In the study by Dr. Amelia Xu Zhengye, Post-Doctoral Fellow at the Department of Special Education and Counselling (SEC), Education University of Hong Kong (EdUHK), 144 second- and 150 fourth-grade Chinese students were recruited to complete a Chinese character-learning task to explore the specific contributions of sensory-motor components including visual, motor and haptic systems, of handwriting to Chinese character learning.
There were three sessions in the study: pretest, training, and posttest. The pretest was performed two weeks before the training and the posttest was conducted immediately after the training session.
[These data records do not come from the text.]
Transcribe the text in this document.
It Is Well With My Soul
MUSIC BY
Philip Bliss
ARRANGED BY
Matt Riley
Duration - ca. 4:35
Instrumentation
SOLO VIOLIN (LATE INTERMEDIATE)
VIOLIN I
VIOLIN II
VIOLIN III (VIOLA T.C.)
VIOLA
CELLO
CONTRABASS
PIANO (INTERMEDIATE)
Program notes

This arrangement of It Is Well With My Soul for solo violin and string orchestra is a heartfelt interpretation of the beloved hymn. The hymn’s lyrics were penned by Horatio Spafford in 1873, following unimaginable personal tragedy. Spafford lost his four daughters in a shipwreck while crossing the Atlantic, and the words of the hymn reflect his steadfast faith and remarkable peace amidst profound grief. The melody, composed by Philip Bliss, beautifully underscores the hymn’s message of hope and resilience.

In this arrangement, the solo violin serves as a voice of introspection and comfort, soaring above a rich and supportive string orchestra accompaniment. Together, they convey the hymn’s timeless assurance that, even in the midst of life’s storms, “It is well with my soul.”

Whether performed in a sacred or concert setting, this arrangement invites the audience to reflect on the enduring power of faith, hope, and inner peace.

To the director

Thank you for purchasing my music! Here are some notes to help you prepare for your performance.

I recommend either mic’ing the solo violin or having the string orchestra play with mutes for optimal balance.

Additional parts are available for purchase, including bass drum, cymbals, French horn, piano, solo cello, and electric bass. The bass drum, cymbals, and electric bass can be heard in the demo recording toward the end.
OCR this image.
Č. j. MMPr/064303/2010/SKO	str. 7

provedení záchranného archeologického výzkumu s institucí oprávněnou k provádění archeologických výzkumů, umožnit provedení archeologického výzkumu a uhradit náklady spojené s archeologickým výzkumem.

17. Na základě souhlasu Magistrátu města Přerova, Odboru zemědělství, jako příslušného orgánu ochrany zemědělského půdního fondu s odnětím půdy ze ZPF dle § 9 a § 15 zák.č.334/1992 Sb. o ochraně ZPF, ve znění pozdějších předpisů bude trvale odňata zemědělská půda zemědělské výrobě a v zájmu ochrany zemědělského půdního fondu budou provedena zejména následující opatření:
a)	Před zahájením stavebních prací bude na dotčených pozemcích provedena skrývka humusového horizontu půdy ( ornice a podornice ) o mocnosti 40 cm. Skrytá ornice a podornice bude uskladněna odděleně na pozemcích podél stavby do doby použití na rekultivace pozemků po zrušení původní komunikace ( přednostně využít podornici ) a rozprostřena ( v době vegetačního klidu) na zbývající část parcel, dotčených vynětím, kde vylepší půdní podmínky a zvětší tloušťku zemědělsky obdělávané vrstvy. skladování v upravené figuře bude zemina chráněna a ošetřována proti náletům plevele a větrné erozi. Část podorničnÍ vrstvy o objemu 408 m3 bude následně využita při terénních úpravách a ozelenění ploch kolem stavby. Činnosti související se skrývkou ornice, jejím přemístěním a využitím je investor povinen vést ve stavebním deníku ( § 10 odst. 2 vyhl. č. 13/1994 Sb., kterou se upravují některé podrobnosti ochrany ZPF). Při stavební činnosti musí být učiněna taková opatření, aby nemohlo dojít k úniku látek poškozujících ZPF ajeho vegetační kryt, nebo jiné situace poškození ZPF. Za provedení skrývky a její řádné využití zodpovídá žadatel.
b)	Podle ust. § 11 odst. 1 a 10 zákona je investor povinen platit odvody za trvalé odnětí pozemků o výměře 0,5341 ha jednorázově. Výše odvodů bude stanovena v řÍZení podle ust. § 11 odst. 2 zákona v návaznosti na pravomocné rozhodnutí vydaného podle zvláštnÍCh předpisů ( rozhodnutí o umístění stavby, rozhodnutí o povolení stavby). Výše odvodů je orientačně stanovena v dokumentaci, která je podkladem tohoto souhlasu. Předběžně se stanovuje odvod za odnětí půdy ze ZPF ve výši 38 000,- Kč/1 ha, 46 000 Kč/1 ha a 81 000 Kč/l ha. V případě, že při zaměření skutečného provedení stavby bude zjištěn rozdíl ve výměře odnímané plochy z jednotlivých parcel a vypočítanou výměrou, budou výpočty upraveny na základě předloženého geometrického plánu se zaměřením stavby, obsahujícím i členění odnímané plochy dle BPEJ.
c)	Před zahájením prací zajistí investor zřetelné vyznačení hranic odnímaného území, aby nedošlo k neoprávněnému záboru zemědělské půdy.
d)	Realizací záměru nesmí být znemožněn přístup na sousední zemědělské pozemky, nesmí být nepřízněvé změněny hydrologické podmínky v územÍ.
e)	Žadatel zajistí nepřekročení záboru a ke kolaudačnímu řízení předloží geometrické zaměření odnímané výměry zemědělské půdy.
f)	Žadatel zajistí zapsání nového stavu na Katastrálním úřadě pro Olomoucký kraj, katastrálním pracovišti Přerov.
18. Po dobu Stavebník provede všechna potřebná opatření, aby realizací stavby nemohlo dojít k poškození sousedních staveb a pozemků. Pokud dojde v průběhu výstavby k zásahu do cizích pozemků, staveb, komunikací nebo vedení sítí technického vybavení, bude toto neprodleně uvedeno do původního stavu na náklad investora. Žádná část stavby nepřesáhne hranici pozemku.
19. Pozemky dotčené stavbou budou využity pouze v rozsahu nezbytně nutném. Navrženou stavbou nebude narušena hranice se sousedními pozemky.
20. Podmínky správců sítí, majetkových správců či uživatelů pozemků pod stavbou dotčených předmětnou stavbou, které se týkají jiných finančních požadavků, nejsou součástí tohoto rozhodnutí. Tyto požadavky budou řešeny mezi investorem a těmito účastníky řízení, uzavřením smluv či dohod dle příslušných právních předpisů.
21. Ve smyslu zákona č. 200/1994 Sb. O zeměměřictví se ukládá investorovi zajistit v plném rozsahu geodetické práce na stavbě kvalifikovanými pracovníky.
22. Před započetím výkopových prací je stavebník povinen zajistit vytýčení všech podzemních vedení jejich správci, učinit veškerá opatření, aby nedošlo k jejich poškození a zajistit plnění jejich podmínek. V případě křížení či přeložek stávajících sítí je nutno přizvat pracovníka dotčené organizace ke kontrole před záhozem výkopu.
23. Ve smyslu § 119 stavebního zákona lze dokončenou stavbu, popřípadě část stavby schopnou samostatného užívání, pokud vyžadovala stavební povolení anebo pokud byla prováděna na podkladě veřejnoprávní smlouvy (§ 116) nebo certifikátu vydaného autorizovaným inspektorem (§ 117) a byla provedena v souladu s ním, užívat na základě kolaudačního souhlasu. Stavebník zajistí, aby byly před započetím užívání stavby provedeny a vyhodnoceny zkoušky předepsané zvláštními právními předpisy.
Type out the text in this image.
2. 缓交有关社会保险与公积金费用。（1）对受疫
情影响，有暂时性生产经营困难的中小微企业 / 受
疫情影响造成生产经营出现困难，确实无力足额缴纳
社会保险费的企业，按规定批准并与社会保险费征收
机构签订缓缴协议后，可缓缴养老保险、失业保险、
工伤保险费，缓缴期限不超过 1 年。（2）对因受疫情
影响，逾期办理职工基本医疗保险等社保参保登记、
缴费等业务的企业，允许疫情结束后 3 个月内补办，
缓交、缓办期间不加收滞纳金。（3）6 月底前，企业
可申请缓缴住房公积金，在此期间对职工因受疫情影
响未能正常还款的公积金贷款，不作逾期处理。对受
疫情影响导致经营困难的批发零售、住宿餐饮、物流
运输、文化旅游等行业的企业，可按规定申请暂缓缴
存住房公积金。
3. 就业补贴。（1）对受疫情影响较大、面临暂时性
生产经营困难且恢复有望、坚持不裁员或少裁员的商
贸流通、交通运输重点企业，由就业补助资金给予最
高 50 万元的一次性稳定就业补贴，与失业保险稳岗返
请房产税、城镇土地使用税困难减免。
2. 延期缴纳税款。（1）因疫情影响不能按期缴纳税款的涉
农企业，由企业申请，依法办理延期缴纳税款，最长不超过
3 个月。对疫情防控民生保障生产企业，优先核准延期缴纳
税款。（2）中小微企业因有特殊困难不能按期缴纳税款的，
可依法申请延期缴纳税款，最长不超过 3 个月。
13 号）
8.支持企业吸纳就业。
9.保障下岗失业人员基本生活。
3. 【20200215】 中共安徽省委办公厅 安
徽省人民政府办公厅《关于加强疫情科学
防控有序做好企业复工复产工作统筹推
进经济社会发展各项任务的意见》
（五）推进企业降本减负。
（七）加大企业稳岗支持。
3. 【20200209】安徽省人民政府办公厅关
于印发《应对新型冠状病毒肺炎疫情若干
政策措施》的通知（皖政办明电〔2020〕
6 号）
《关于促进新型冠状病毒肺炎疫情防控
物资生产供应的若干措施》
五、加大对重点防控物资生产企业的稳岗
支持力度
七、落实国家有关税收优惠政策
After matching for age, nonverbal IQ, and a series of cognitive-linguistic skills, each child was assigned to one of four training conditions (i.e., reading, visual processing, air-writing, or handwriting) to investigate the specific contributions of sensory-motor components of handwriting to Chinese character learning. In the reading condition, the children were shown images of characters.
In the other three conditions, they were shown animations of how a given character is written. The participants were asked to view the animations in the visual processing condition, whereas in the air-writing and handwriting conditions they were asked, respectively, to follow the animations and write the Chinese characters with their index fingers in the air or write the Chinese characters with a pen on paper. They were asked to name the learned characters in the posttest.
Both air-writing and handwriting elicited a larger training effect than reading or visual processing, but there was no difference between the air-writing and handwriting groups. Also, no age differences were found in either the air-writing or handwriting conditions.
Overall, the children in the air-writing and handwriting groups performed better than those in the reading (control) and visual processing groups, but there was no significant difference between air-writing and handwriting, nor between reading and visual processing.
First, the visual-processing condition, displaying characters with their stroke-order information, did not provide any extra benefit over the control condition displaying the overall shape.
Second, both the air-writing and handwriting conditions provided greater enhancements than the reading condition, suggesting that participating had a better learning effect than passive viewing.
Third, the difference between air-writing and visual processing was significant, implying that the specific movements related to orthographic formation have a unique contribution to the relationship between writing and reading.
Finally, the similar training effects of the handwriting and air-writing conditions suggest that the haptic processing of handwriting per se did not lead to any unique reading improvement.
The study provides a direction for researchers and educators to examine how to use the different sensory-motor components of handwriting in learning and teaching practice to enhance the effectiveness of Chinese character learning.
The study was conducted together with Dr. Liu Duo, Associate Professor at SEC, EdUHK; and Professor Joshi R. Malatesha at Texas A&M University.